Les contributions de Ron Cobb sont célèbres, en particulier pour Alien dont il fut au cœur de la création des décors, comme pour Conan le Barbare dont il fut le chef décorateur. La liste de ses collaborations hollywoodiennes avec Lucas, Spielberg, Carpenter, Verhoeven, Cameron etc. est longue.

J’avais découvert plus tard qu’il avait eu une première carrière dans les années 50 comme intervalliste chez Disney, puis une seconde dans les années 60 et 70 comme dessinateur politique, très marqué par l’écologie et la question technologique. Il avait alors participé à la création du drapeau écologique et peint en 1967 la pochette d’un de mes disques préférés, After Bathing at Baxter’s de Jefferson Airplane.

Bref, je suis un peu triste ce soir. Je ne peux que vous inviter à visiter son site en guise d’hommage.

Peder Mørk Mønsted

Autoportrait

Un des grands plaisirs des réseaux sociaux, c’est d’y trouver une sorte de grand atelier élargi avec tous les amis dessinateurs. Comme dans tout atelier, nous discutons beaucoup de nos influences, de nos maîtres, de nos admirations.
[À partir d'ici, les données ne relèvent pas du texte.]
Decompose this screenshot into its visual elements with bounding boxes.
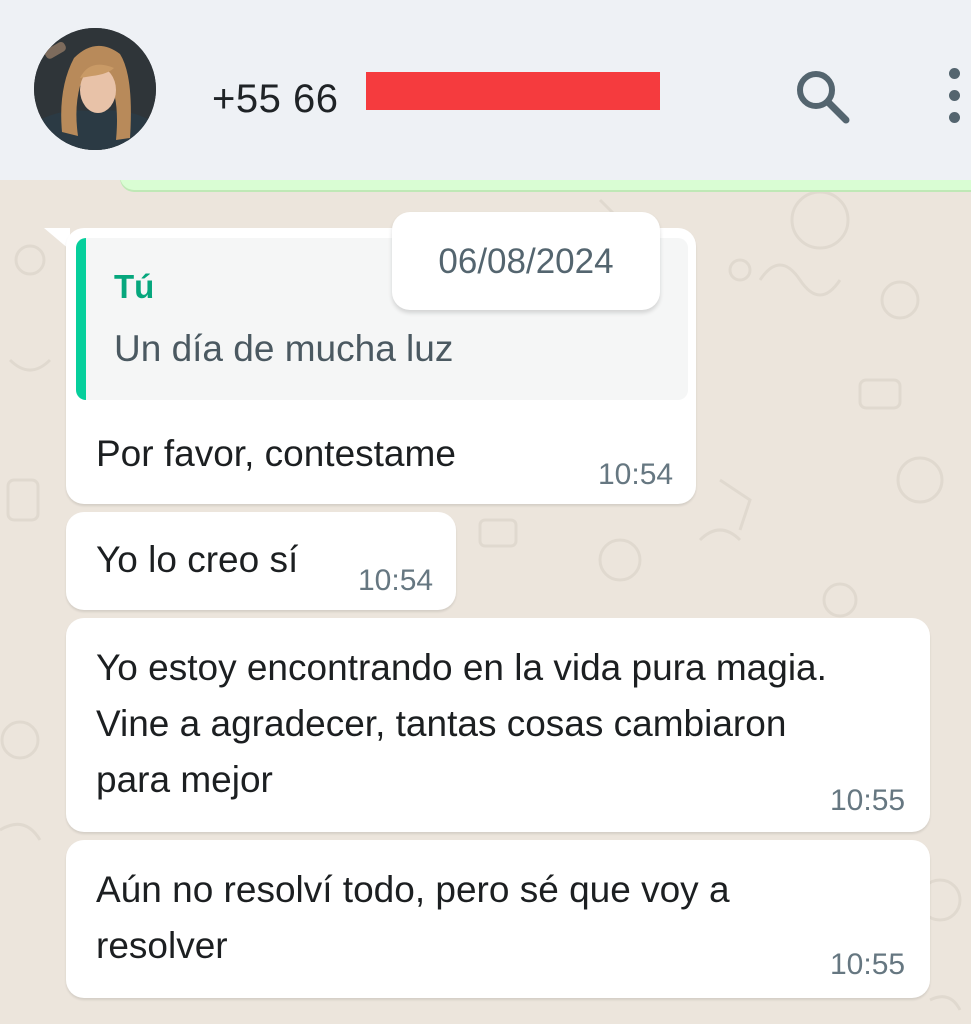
message-text-line: resolver xyxy=(96,925,228,966)
message-bubble[interactable]: Yo lo creo sí 10:54 xyxy=(66,512,456,610)
message-text-line: para mejor xyxy=(96,759,273,800)
avatar-photo xyxy=(34,28,156,150)
menu-dot xyxy=(949,68,960,79)
quoted-author: Tú xyxy=(114,268,155,305)
message-time: 10:54 xyxy=(598,458,674,491)
quoted-text: Un día de mucha luz xyxy=(114,328,454,369)
message-time: 10:55 xyxy=(830,784,906,817)
message-text-line: Yo estoy encontrando en la vida pura mag… xyxy=(96,647,827,688)
menu-dot xyxy=(949,90,960,101)
message-bubble[interactable]: Yo estoy encontrando en la vida pura mag… xyxy=(66,618,930,832)
chat-header: +55 66 xyxy=(0,0,971,180)
message-text-line: Aún no resolví todo, pero sé que voy a xyxy=(96,869,730,910)
message-text: Por favor, contestame xyxy=(96,433,456,474)
message-text: Yo lo creo sí xyxy=(96,539,299,580)
more-vertical-icon[interactable] xyxy=(938,66,971,126)
contact-avatar[interactable] xyxy=(34,28,156,150)
redaction-bar xyxy=(366,72,660,110)
message-time: 10:54 xyxy=(358,564,434,597)
previous-outgoing-bubble-edge xyxy=(120,180,971,190)
search-icon[interactable] xyxy=(790,64,854,128)
date-separator: 06/08/2024 xyxy=(392,212,660,310)
menu-dot xyxy=(949,112,960,123)
contact-name[interactable]: +55 66 xyxy=(212,76,338,122)
date-text: 06/08/2024 xyxy=(438,242,614,281)
message-bubble[interactable]: Aún no resolví todo, pero sé que voy a r… xyxy=(66,840,930,998)
quote-accent-bar xyxy=(76,238,86,400)
message-text-line: Vine a agradecer, tantas cosas cambiaron xyxy=(96,703,787,744)
message-time: 10:55 xyxy=(830,948,906,981)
Aujourd’hui, c’est Jean-louis Mourier qui m’a refait penser au peintre Peder Mørk Mønsted, génie danois du paysage, né en 1859 et mort en 1941.

Voici donc une bonne occasion de ressortir des tréfonds de mon ordinateur quelques unes de ses nombreuses peintures que j’ai pu collecter avec le temps. Voyage dans la lumière.

 

Juan Gimenez

Juan Gimenez vient de décéder du COVID-19 à l’âge de 76 ans.

Je me souviens très bien des premières fois où j’ai vu son travail. On était bien avant l’ère informatique et il était un des seuls qui savaient, à la peinture, faire les effets de lumières propres à la science-fiction. À commencer par les lasers.

C’est idiot comment on s’attache parfois à ce genre de détails dans un travail avant de remarquer tout le reste. Car l’art de Juan Gimenez n’était pas avare en talents et en morceaux de bravoure. Grâce à cette profusion, Il était un des rares à parfaitement réussir à combiner la SF d’aspect technologique et l’épique le plus baroque. En ça, il était le maître du space opera en BD. Je me suis souvent dit qu’il aurait été l’illustrateur parfait du Dune de Frank Herbert…

Je cherche un peu mes mots, pris par l’émotion. Vous l’aurez compris, c’est un monument de la bande dessinée de science-fiction qui vient de disparaitre.

Toutes mes condoléances les plus sincères aux siens.